Does anyone know if there is an R package out there with an algorithm which finds the maximum-area rectangle that can fit within a non-convex polygon? I have Googled, searched the R Sig Geo archives, and created a post on the GIS Stackexchange to no avail. Here is an example of the type of output I am looking for: http://d3plus.org/assets/posts/largestRect/img/solution.png As you can probably infer from the image, the algorithm searches for the rectangle with the largest area that will fit within the boundary of the non-convex polygon. My project will be applying this analysis to a set of parcels (aka plots, plats, or cadastres) in order to estimate the footprint of a largest rectangular building that could be built on each parcel. The image linked above comes from the following post which showcases the type of algorithm that would be useful for my project: http://d3plus.org/blog/behind-the-scenes/2014/07/08/largest-rect/ Is there an existing R package that I could use to conduct such an analysis of several non-convex polygon? Or perhaps a set of functions from a combination of packages? Thank you in advance, Tiernan PS ? here's a link to my (very similarly worded) SO post: http://gis.stackexchange.com/questions/186881/is-there-an-r-package-for-finding-the-largest-rectangle-in-a-non-convex-polygon
Drawing the maximum-area rectangle in a non-convex polygon
5 messages · Tiernan Martin, Barry Rowlingson
Could you simply use the Javascript code in that web page via one of the R-Javascript interface packages?

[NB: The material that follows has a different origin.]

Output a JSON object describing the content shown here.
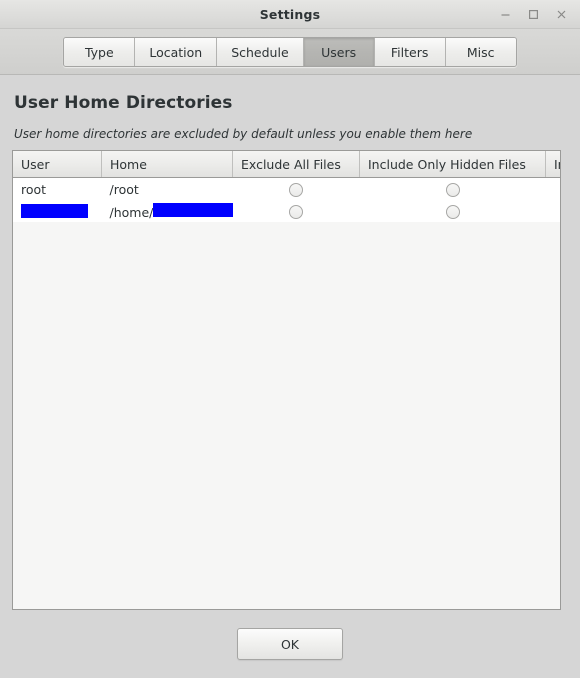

On Tue, Apr 12, 2016 at 8:42 PM, Tiernan Martin <tiernanmartin at gmail.com> wrote:
Does anyone know if there is an R package out there with an algorithm which finds the maximum-area rectangle that can fit within a non-convex polygon? I have Googled, searched the R Sig Geo archives, and created a post on the GIS Stackexchange to no avail. Here is an example of the type of output I am looking for: http://d3plus.org/assets/posts/largestRect/img/solution.png As you can probably infer from the image, the algorithm searches for the rectangle with the largest area that will fit within the boundary of the non-convex polygon. My project will be applying this analysis to a set of parcels (aka plots, plats, or cadastres) in order to estimate the footprint of a largest rectangular building that could be built on each parcel. The image linked above comes from the following post which showcases the type of algorithm that would be useful for my project: http://d3plus.org/blog/behind-the-scenes/2014/07/08/largest-rect/ Is there an existing R package that I could use to conduct such an analysis of several non-convex polygon? Or perhaps a set of functions from a combination of packages? Thank you in advance, Tiernan PS ? here's a link to my (very similarly worded) SO post: http://gis.stackexchange.com/questions/186881/is-there-an-r-package-for-finding-the-largest-rectangle-in-a-non-convex-polygon [[alternative HTML version deleted]]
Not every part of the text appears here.